1976/1981: cinque anni di ricerca artistica di gianni baretta

Si tratta di una serie opere prodotte da Gianni Baretta nel quinquennio 1976/1981, opere che permettono di riflettere sul rigore di questo artista, per certi versi libero e autonomo, la cui ricerca sul segno appare come uno dei più evidenti motivi conduttori del suo lavoro. Ma non si tratta soltanto di questo, poiché si scopre anche quanto sia fondamentale l’attenzione per l’aspetto luministico, il valore della materia e la suggestione poetica e musicale che si trova alla base di alcuni suoi lavori e che si traduce in epifanie di geometrie ben definite.


Lasciando da parte i lavori in cui Baretta ridefinisce i rapporto con la cultura mitteleuropea (soprattutto Klee, Kandinskij e Kubin), si intuisce fin dai primi saggi pittorici datati 1976 il progredire del suo lavoro.
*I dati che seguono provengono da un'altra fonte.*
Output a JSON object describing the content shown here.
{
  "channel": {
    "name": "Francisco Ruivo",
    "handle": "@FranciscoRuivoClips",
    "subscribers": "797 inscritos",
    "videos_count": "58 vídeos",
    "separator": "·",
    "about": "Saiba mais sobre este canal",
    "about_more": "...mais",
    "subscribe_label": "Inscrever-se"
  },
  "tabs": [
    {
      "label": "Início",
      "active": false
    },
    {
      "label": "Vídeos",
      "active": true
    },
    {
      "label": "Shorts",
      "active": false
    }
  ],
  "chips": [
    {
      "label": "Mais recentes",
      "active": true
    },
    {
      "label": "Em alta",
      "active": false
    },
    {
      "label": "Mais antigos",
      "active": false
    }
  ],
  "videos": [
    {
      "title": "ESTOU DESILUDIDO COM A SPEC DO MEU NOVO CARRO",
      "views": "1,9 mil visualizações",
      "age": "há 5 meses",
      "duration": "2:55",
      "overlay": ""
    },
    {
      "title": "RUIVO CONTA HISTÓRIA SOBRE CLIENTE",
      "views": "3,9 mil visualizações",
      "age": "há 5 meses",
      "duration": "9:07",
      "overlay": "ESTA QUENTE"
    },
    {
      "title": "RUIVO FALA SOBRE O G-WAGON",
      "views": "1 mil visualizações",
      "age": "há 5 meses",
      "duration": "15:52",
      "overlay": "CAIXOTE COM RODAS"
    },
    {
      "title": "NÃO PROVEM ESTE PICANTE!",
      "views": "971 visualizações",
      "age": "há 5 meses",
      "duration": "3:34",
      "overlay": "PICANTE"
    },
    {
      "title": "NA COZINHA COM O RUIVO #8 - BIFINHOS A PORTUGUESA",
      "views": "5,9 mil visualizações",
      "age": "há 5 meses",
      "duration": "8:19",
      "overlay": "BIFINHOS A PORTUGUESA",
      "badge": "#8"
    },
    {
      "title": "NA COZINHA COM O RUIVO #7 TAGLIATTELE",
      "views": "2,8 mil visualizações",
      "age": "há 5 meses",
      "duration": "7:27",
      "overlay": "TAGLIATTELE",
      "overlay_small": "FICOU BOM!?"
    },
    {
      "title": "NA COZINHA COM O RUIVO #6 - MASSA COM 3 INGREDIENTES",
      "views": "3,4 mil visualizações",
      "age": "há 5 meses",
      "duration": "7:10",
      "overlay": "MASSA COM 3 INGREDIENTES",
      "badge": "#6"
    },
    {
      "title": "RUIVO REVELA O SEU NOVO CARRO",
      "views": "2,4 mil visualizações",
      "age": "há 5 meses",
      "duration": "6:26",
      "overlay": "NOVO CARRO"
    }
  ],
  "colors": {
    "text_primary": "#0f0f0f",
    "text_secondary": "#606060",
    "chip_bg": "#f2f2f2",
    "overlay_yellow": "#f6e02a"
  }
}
Questi oli si impongono per l’estrema rarefazione pittorica, anche se non viene mai meno l’interesse per il segno strutturato in ritmiche sequenze.
Risultano però cariche di dramma le opere successive, opere in cui l’artista si pone di fronte alla materia. Baretta, pioniere in questo tipo di ricerca, costruisce delle superfici monocromatiche costituite da una compatto stato di carta pestata. Egli riduce il foglio di giornale a un magma che assume una corporeità murale, sembra diventare parte di un arriccio, con una tattilità ruvida che nel suo palpitante aggetto costruisce un’epidermide sottilmente increspata, carica di poetica vitalità. È allora che questa sensazione prettamente tattile si evolve, aggiungendo elementi di ispirazione musicale, descrizioni di arpeggi che trasportano l’osservatore a contatto con segni liquidi che si dilatano sulla superficie per definire l’echeggiare di una nota. È una pittura “sospesa” che sembra ripetere all’infinito quell’attimo in cui la musica jazz sussurra la sua sofferenza.



Seguendo idealmente queste note, si perfezionano le opere che nascono come citazione storico/artistiche e poetiche. Il grande “Trakl-Klimt” del 1981, in pasta di carta, permettere di comprendere quale grado di unione possa mettere in relazione la poesia di Trankl alla pittura di Klimt, un’ideale convivenza culturale che trasforma la poesia in colore e il colore in sensazione.

lunedì 14 aprile 2014

la natura morta di piero gilardi

L’idea di Piero Gilardi è forse quella di offrirci la percezione di frammenti di natura. C’è qualcosa di idealizzato nelle sue composizioni, egli sembra donarci un artefatto che appare ai nostri occhi come qualcosa di completo e di perfetto, una piccola porzione di spazio naturale che viene replicato a un diverso grado di semplificazione plastico, una sorta di citazione che non rifugge dall’imitazione.



Sono composizioni di grande impatto emotivo che potremmo tranquillamente definire “nature morte”. Le sue teche, dal vago carattere museale, sono l’ultimo passaggio della riflessione su un genere che ha radici assai profonde. Gilardi propone un prodotto carico di coerenza strutturale ma fondato su una sostanziale illimitata trama di combinazioni. La sua è una produzione di cose inanimate che esclude la presenza diretta dell’uomo e si concentra sulle forme e i volumi degli oggetti, sul loro colore, sulla luce.



Gilardi è per questo un autore profondamente realista poiché il suo obiettivo principale è quello di suscitare un’emozione estetica attraverso l’ammirazione dell’effetto di verisimiglianza, in modo del tutto analogo a quello che poteva avvenire di fronte a una tela proponente proprio una natura morta. Gilardi si pone in questo modo al vertice di un’evoluzione artistica che insiste sulla volontà di rappresentare la realtà. Attraverso la mimesis egli ricorre all’espediente “scultoreo” fornendo un lavoro completo, del tutto aderente agli standard estetici di questo genere.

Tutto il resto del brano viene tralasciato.